Comparative validation of surgical phase recognition, instrument keypoint estimation, and instrument instance segmentation in endoscopy: Results of the PhaKIR 2024 challenge

翻译：内窥镜手术阶段识别、器械关键点估计与器械实例分割的对比验证：PhaKIR 2024挑战赛结果

Tobias Rueckert,David Rauber,Raphaela Maerkl,Leonard Klausmann,Suemeyye R. Yildiran,Max Gutbrod,Danilo Weber Nunes,Alvaro Fernandez Moreno,Imanol Luengo,Danail Stoyanov,Nicolas Toussaint,Enki Cho,Hyeon Bae Kim,Oh Sung Choo,Ka Young Kim,Seong Tae Kim,Gonçalo Arantes,Kehan Song,Jianjun Zhu,Junchen Xiong,Tingyi Lin,Shunsuke Kikuchi,Hiroki Matsuzaki,Atsushi Kouno,João Renato Ribeiro Manesco,João Paulo Papa,Tae-Min Choi,Tae Kyeong Jeong,Juyoun Park,Oluwatosin Alabi,Meng Wei,Tom Vercauteren,Runzhi Wu,Mengya Xu,An Wang,Long Bai,Hongliang Ren,Amine Yamlahi,Jakob Hennighausen,Lena Maier-Hein,Satoshi Kondo,Satoshi Kasai,Kousuke Hirasawa,Shu Yang,Yihui Wang,Hao Chen,Santiago Rodríguez,Nicolás Aparicio,Leonardo Manrique,Juan Camilo Lyons,Olivia Hosie,Nicolás Ayobi,Pablo Arbeláez,Yiping Li,Yasmina Al Khalil,Sahar Nasirihaghighi,Stefanie Speidel,Daniel Rueckert,Hubertus Feussner,Dirk Wilhelm,Christoph Palm

from arxiv, A challenge report pre-print accepted by the journal Medical Image Analysis (MedIA), containing 37 pages, 15 figures, and 14 tables

Reliable recognition and localization of surgical instruments in endoscopic video recordings are foundational for a wide range of applications in computer- and robot-assisted minimally invasive surgery (RAMIS), including surgical training, skill assessment, and autonomous assistance.

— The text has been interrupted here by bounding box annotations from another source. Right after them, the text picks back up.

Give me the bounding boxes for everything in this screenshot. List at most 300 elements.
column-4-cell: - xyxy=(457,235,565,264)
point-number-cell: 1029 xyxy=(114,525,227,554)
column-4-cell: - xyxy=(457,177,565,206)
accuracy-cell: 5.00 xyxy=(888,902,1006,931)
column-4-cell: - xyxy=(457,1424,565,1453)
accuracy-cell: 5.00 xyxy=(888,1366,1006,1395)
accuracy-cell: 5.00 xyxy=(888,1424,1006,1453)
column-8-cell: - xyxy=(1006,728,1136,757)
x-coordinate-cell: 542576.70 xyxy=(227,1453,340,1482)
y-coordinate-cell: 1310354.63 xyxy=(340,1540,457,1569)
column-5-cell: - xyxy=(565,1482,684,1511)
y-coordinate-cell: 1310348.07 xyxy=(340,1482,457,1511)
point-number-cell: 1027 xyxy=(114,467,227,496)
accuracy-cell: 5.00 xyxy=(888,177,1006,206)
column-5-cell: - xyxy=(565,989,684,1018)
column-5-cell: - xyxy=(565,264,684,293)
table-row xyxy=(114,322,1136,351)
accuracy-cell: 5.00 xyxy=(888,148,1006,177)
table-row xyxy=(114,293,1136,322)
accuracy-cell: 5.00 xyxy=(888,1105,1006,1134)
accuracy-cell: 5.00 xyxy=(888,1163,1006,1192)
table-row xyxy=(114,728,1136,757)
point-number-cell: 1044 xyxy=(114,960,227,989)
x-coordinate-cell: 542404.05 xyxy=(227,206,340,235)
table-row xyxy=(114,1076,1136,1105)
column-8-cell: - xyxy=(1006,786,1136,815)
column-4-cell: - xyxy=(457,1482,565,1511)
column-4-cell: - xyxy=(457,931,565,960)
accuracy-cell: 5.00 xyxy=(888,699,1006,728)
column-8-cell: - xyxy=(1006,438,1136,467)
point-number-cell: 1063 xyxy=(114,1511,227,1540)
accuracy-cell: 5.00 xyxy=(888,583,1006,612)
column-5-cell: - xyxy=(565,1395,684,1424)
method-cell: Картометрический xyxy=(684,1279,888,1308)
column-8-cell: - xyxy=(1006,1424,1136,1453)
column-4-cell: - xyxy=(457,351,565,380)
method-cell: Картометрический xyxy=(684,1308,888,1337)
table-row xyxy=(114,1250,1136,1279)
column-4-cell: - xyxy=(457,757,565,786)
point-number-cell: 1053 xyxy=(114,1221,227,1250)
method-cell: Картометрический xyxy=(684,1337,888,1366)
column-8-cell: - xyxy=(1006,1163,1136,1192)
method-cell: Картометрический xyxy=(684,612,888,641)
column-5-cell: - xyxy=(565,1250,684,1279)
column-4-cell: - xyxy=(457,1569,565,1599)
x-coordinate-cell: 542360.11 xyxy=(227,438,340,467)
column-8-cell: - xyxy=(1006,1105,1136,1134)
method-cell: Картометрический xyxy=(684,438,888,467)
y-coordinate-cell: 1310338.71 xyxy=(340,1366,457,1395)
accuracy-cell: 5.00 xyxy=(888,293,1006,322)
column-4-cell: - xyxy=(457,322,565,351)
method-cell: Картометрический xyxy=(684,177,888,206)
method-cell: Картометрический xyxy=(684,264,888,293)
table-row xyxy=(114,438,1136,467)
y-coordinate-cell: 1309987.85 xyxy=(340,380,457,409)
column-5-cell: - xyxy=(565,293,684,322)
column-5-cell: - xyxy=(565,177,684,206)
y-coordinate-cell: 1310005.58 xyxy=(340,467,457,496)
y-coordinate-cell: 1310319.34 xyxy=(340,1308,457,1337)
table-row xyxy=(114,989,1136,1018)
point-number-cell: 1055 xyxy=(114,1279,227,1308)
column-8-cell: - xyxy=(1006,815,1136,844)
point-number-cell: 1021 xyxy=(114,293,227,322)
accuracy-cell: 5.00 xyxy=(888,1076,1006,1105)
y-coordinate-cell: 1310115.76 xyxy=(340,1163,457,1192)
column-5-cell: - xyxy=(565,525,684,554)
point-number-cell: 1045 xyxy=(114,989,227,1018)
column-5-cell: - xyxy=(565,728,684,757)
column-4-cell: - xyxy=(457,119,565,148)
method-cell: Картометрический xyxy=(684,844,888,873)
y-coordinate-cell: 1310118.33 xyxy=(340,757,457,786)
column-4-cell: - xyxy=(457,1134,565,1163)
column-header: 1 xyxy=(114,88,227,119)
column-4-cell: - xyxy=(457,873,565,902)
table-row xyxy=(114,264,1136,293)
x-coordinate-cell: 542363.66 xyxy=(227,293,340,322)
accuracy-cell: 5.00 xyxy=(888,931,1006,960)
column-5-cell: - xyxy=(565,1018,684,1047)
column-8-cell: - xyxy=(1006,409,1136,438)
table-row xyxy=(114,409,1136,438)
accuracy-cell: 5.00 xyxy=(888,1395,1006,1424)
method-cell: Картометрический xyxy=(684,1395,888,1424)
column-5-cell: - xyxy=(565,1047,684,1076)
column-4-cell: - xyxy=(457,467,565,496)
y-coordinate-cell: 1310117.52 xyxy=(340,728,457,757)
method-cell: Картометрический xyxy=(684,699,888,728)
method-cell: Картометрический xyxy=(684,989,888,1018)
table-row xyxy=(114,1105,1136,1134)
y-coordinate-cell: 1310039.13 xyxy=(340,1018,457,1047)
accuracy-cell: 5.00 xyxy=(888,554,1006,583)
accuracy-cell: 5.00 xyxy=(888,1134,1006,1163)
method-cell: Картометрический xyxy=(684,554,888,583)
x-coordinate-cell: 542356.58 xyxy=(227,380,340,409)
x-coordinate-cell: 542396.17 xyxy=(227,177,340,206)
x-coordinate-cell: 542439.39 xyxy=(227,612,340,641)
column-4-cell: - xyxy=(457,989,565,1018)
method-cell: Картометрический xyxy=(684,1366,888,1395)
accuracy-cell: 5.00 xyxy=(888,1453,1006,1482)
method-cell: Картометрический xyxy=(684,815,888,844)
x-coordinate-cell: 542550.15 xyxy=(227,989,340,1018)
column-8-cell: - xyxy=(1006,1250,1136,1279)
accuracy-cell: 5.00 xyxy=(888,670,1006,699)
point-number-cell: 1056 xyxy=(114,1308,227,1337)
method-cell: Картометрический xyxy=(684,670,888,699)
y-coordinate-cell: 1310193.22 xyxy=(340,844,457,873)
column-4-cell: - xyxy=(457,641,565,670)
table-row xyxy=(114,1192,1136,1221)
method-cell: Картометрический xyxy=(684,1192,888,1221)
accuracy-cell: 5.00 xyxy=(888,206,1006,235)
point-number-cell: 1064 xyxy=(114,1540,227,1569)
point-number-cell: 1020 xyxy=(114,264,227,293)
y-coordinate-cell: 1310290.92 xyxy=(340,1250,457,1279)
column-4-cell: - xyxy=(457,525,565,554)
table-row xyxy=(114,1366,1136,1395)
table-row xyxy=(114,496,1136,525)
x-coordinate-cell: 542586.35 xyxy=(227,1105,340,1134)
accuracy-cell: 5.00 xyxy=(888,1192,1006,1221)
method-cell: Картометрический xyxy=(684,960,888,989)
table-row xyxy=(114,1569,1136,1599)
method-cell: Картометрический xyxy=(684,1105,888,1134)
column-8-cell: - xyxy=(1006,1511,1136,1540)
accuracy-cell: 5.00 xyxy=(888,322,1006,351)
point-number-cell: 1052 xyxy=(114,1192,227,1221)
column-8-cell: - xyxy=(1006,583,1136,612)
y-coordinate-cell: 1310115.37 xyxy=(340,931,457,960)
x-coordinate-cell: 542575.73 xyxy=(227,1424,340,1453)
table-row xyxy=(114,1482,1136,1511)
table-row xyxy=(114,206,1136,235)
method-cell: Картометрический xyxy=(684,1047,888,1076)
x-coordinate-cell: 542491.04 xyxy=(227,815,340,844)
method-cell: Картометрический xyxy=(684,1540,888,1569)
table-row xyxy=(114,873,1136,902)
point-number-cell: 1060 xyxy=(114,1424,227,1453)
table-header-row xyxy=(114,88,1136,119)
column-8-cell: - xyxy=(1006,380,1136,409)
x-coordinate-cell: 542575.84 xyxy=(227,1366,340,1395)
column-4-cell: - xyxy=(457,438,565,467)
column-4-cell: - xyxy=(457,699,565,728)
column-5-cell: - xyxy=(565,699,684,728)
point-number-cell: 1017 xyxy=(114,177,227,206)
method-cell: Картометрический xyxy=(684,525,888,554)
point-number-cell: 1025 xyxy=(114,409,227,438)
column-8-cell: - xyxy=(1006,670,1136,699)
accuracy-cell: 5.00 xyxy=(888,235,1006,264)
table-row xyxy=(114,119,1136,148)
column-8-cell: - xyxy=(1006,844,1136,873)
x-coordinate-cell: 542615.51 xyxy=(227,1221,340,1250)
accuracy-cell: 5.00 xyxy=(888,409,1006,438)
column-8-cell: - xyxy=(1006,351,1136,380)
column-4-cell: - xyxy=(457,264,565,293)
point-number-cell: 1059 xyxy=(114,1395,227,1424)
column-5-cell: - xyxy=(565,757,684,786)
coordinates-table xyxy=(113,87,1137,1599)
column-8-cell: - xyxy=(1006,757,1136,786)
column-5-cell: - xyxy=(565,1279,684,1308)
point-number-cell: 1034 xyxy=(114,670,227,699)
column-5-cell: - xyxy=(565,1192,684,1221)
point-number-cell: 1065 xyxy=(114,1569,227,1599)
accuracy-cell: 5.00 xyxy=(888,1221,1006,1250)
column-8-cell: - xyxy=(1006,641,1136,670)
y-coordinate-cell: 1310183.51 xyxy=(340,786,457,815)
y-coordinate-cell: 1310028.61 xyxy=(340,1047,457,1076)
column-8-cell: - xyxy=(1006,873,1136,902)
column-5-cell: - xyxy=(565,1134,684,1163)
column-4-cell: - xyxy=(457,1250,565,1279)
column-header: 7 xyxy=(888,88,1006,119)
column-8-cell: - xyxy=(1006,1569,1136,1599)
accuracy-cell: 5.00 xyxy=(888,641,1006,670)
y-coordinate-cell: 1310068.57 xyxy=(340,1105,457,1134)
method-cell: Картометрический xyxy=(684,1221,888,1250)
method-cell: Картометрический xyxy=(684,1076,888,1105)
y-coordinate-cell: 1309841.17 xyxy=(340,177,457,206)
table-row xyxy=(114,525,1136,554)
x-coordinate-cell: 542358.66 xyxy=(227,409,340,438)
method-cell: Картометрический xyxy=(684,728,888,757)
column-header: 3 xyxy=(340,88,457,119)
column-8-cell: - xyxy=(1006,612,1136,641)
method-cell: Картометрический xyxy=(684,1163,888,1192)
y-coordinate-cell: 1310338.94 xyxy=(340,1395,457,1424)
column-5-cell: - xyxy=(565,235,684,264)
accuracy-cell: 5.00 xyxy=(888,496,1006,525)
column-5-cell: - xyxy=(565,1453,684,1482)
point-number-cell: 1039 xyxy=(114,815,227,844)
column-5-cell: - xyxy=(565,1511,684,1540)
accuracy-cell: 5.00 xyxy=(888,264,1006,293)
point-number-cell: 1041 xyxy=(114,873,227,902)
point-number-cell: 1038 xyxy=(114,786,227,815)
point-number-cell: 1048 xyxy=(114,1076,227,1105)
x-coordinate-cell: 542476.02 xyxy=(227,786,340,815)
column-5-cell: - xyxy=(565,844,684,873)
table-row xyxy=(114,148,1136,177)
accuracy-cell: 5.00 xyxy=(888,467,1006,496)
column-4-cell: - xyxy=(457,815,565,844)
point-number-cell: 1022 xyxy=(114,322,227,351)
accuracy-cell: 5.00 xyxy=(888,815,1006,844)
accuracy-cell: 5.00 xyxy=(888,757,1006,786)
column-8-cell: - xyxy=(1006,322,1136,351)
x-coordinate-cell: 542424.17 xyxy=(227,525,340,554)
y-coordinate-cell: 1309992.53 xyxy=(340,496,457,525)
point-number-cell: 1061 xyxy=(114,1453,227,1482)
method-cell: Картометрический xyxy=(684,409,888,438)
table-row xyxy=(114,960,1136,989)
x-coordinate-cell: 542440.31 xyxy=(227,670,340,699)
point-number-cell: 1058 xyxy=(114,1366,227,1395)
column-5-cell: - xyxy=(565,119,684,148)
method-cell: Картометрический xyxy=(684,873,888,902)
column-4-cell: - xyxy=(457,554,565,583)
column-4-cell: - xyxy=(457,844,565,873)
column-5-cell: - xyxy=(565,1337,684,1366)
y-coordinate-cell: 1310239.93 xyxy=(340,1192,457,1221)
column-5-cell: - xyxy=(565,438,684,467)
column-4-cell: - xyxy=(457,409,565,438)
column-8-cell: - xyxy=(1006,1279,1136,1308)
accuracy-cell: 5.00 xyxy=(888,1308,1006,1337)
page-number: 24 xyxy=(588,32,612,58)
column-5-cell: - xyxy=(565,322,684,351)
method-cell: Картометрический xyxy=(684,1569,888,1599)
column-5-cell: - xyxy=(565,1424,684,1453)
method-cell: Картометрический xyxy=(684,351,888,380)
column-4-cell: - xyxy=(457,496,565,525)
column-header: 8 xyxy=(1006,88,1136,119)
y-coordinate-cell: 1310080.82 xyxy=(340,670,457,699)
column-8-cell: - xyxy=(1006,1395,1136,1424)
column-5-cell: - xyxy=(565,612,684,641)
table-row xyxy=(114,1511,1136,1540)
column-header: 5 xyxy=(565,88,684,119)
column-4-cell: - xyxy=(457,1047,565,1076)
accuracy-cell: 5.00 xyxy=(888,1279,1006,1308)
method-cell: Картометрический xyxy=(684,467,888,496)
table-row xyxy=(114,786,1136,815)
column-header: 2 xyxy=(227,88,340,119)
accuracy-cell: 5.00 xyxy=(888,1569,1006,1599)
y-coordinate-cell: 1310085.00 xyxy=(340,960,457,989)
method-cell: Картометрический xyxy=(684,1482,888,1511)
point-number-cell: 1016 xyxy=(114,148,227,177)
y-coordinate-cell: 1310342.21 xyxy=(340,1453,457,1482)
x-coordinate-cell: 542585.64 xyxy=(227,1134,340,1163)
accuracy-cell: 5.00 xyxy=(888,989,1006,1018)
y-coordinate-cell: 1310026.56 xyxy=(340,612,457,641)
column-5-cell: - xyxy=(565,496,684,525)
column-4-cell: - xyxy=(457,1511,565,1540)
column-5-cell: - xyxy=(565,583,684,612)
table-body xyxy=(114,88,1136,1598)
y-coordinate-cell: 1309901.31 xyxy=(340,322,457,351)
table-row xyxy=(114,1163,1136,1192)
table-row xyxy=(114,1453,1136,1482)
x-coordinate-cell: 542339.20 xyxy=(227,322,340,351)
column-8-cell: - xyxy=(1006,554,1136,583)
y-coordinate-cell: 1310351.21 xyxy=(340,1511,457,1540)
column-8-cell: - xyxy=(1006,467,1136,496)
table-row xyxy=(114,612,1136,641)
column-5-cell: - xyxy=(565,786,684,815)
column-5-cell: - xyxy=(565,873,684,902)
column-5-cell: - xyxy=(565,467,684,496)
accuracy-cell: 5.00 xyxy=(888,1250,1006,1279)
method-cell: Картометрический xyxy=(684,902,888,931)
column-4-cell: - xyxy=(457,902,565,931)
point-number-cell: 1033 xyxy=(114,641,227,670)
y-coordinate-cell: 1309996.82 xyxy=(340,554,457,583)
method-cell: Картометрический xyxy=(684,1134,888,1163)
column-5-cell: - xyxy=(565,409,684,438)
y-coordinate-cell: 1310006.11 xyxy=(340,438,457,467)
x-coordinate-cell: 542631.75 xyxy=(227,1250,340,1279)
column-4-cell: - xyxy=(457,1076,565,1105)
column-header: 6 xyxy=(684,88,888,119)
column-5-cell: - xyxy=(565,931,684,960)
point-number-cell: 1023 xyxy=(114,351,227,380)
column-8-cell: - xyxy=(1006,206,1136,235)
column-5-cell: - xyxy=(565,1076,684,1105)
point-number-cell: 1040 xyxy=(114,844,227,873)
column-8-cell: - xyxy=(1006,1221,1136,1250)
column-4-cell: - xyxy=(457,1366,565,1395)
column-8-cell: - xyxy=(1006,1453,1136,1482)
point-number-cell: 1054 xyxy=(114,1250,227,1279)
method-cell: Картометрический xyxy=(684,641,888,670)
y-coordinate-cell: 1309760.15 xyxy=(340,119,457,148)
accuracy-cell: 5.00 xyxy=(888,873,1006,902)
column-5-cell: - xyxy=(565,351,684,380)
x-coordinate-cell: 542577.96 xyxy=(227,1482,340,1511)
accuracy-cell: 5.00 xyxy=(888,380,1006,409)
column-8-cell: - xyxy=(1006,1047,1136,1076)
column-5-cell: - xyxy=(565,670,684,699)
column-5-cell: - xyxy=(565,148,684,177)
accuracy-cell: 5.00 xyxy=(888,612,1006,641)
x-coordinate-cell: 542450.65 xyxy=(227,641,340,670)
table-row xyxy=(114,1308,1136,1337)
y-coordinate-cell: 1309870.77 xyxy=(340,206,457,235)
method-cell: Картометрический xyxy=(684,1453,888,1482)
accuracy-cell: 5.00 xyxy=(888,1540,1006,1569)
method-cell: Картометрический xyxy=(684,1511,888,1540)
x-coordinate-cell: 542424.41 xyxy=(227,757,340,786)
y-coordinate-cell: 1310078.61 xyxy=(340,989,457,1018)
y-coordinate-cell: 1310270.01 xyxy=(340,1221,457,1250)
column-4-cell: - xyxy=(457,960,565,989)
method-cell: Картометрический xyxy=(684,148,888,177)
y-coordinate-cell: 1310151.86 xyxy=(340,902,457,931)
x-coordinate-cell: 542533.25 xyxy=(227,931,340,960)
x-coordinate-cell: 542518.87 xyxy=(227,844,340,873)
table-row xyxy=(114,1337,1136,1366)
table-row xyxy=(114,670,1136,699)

However, robust performance under real-world conditions remains a significant challenge. Incorporating surgical context - such as the current procedural phase - has emerged as a promising strategy to improve robustness and interpretability. To address these challenges, we organized the Surgical Procedure Phase, Keypoint, and Instrument Recognition (PhaKIR) sub-challenge as part of the Endoscopic Vision (EndoVis) challenge at MICCAI 2024. We introduced a novel, multi-center dataset comprising thirteen full-length laparoscopic cholecystectomy videos collected from three distinct medical institutions, with unified annotations for three interrelated tasks: surgical phase recognition, instrument keypoint estimation, and instrument instance segmentation. Unlike existing datasets, ours enables joint investigation of instrument localization and procedural context within the same data while supporting the integration of temporal information across entire procedures. We report results and findings in accordance with the BIAS guidelines for biomedical image analysis challenges. The PhaKIR sub-challenge advances the field by providing a unique benchmark for developing temporally aware, context-driven methods in RAMIS and offers a high-quality resource to support future research in surgical scene understanding.

翻译：在计算机辅助与机器人辅助微创手术（RAMIS）中，对内窥镜视频记录中手术器械的可靠识别与定位是手术培训、技能评估及自主辅助等一系列应用的基础。然而，在实际临床条件下实现稳健性能仍面临重大挑战。整合手术上下文信息——例如当前手术阶段——已成为提升系统鲁棒性与可解释性的一种有前景的策略。为应对这些挑战，我们在MICCAI 2024会议的“内窥镜视觉”（EndoVis）挑战赛中组织了“手术阶段、关键点与器械识别”（PhaKIR）子挑战。我们引入了一个新颖的多中心数据集，包含从三家不同医疗机构收集的十三段完整腹腔镜胆囊切除术视频，并提供了针对三项相互关联任务的统一标注：手术阶段识别、器械关键点估计和器械实例分割。与现有数据集不同，本数据集支持在同一数据中联合研究器械定位与手术过程上下文，同时允许整合整个手术流程中的时序信息。我们依据生物医学图像分析挑战赛的BIAS指南报告了相关结果与发现。PhaKIR子挑战通过为开发具有时序感知和上下文驱动的RAMIS方法提供独特基准，推动了该领域的发展，并为未来手术场景理解研究提供了高质量资源。